Well, my idea with including these examples is that they are two very different solutions to information processing problems at very different scales in the cell: The DNA->RNA->Protein processing chain does the heavy lifting of translating high amounts of structural information about the molecular machines to be produced, while various cell-to-cell signaling pathways are more a kind of "alerting" systems for cells to notify each other of various state changes in behavior needed for nearby cells, due to e.g. something happening in the close-by area.
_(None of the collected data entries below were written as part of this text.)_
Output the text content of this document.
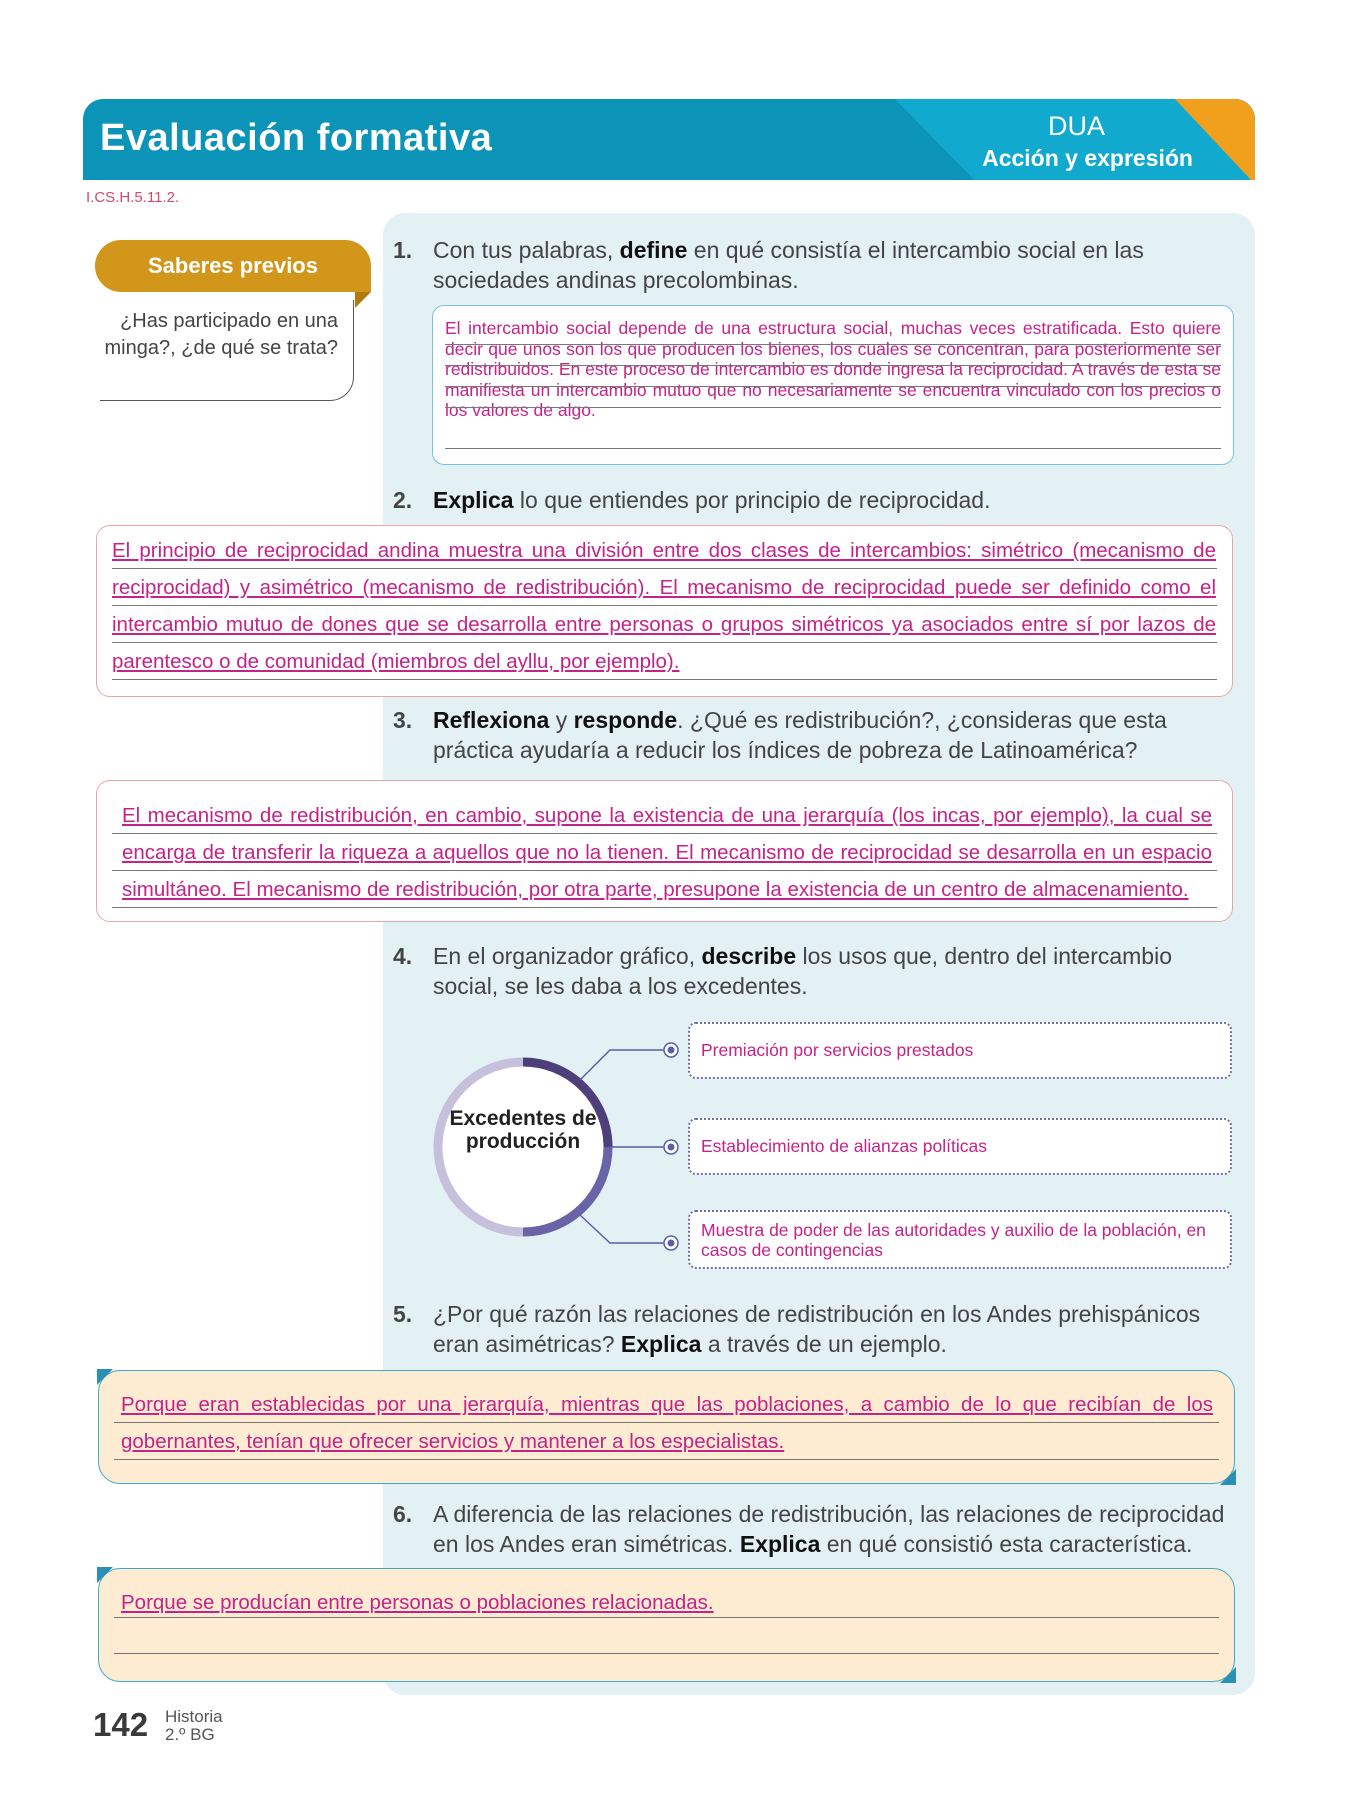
Evaluación formativa	DUA
Acción y expresión
I.CS.H.5.11.2.
Saberes previos
¿Has participado en una minga?, ¿de qué se trata?
1. Con tus palabras, define en qué consistía el intercambio social en las sociedades andinas precolombinas.
El intercambio social depende de una estructura social, muchas veces estratificada. Esto quiere decir que unos son los que producen los bienes, los cuales se concentran, para posteriormente ser redistribuidos. En este proceso de intercambio es donde ingresa la reciprocidad. A través de esta se manifiesta un intercambio mutuo que no necesariamente se encuentra vinculado con los precios o los valores de algo.
2. Explica lo que entiendes por principio de reciprocidad.
El principio de reciprocidad andina muestra una división entre dos clases de intercambios: simétrico (mecanismo de reciprocidad) y asimétrico (mecanismo de redistribución). El mecanismo de reciprocidad puede ser definido como el intercambio mutuo de dones que se desarrolla entre personas o grupos simétricos ya asociados entre sí por lazos de parentesco o de comunidad (miembros del ayllu, por ejemplo).
3. Reflexiona y responde. ¿Qué es redistribución?, ¿consideras que esta práctica ayudaría a reducir los índices de pobreza de Latinoamérica?
El mecanismo de redistribución, en cambio, supone la existencia de una jerarquía (los incas, por ejemplo), la cual se encarga de transferir la riqueza a aquellos que no la tienen. El mecanismo de reciprocidad se desarrolla en un espacio simultáneo. El mecanismo de redistribución, por otra parte, presupone la existencia de un centro de almacenamiento.
4. En el organizador gráfico, describe los usos que, dentro del intercambio social, se les daba a los excedentes.
Excedentes de producción
Premiación por servicios prestados
Establecimiento de alianzas políticas
Muestra de poder de las autoridades y auxilio de la población, en casos de contingencias
5. ¿Por qué razón las relaciones de redistribución en los Andes prehispánicos eran asimétricas? Explica a través de un ejemplo.
Porque eran establecidas por una jerarquía, mientras que las poblaciones, a cambio de lo que recibían de los gobernantes, tenían que ofrecer servicios y mantener a los especialistas.
6. A diferencia de las relaciones de redistribución, las relaciones de reciprocidad en los Andes eran simétricas. Explica en qué consistió esta característica.
Porque se producían entre personas o poblaciones relacionadas.
142 Historia
2.º BG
Personally, I think there is an interesting match between these two information systems and the two information processing paradigms discussed in this article: Erlang style message passing and Flow-based processing. I see the match like this:

One of these - the cell-to-cell signaling, is aimed at synchronizing state between nearby cells, while the other, DNA->RNA->Protein chain, is for the heavy lifting of processing large amounts of data inside each cell.

The first one is a very "loose" process, in that signaling molecules are released in excess, but on "chance", and will eventually reach receptors on the surfaces of nearby cells, and initiate some kind of response. This I would compare with the situation in TCP/IP networks, where predictability is not really the same as within the safe "walls" of the CPU. This would be where the robustness-increasing features of Erlang really shines.

The DNA->RNA->Protein processing chain on the other hand, with its very strict requirements on performance, has a very tight (even physical) coupling between the input data, the processing machinery, and the output data, and the placement of data into a "stream" ("strand" in biological terms) means that while pulling an information item / nucleotide through the processing machinery, the next item to process will automatically be pulled in. This would be where the stream-processing nature of Flow-based programming really shines.

Conclusion

Based on this study of biological information systems, I would suggest that:

So, maybe, just like Ericsson is using Erlang as a control plane for C and FPGA code, maybe Erlang/Elixir should be used as control plane between micro-services built with highly optimized Flow-based programming principles?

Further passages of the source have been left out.